The AidData team came to that conclusion after identifying and locating more than 4,400 Chinese development projects implemented in 138 countries between 2000 and 2014. They did so using online sources, like news articles, Chinese embassy websites and field research from academics and nongovernmental organizations.

"The Chinese government doesn't have a central data set that they share," Parks says. "But there's a huge amount of information that is scattered across the Web."

Then they looked at nighttime satellite images from the U.S. Defense Meteorological Satellite Program's Operational Linescan System satellites. Parks says that it's "reasonably well-established in [academic] literature" that nighttime light is a good indicator of household income – more light means that families in that area have more money.

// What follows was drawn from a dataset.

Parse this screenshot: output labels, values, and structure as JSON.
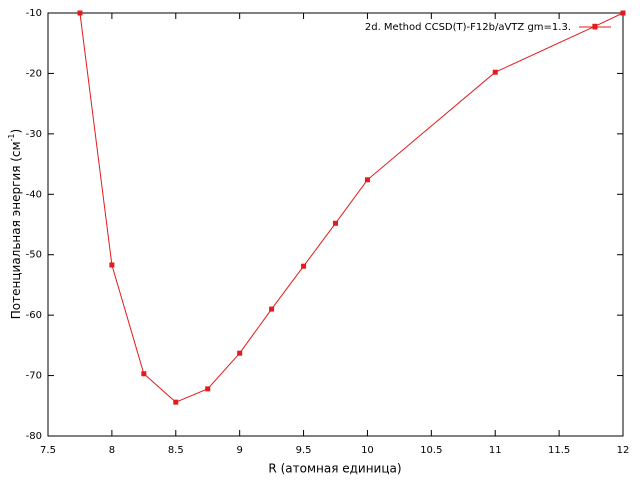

The AidData researchers measured changes over time, starting back in 2000 and going up to 2013, in the amount of light visible within a certain distance from China's connective infrastructure. They found that in the later images, light was not just concentrated in the immediate vicinity of the projects, but it also had spread within the provinces and districts where they were built, as well as between provinces and districts. This, they say, suggests that Chinese connective infrastructure is spreading economic growth across large regions.

Some researchers, though, say there's more digging to be done.

"There is no doubt that many Chinese investments have had a positive impact, regardless of how short-lived," says Jacqueline Muna Musiitwa, an international lawyer based in East Africa. "That said, it is important to determine [definitively] if incomes are increasing, what money is being spent on and whether quality of life is improving. It is not enough to look at economic growth figures, because they do not adequately tell the story at the micro-level or change our daily engagement with poverty."

Johannes Urpelainen, director and professor of energy, resources and environment at Johns Hopkins School of Advanced International Studies says he thinks the study is "a good step forward" and consistent with what other research has shown about the potential of infrastructure to reduce inequality.

"The next step would be to collect more detail on what's actually happening in these communities," Urpelainen says — for example, if any factors, other than household income, are contributing to more light. "It's a very big challenge, but that seems to be the most important next step."

Parks agrees that their measures of light "could also capture other aspects of human development, including local health and education outcomes." But, he says, even if it does include other factors, finding a relationship between connective infrastructure and those results – including reduced inequality – is "still good news."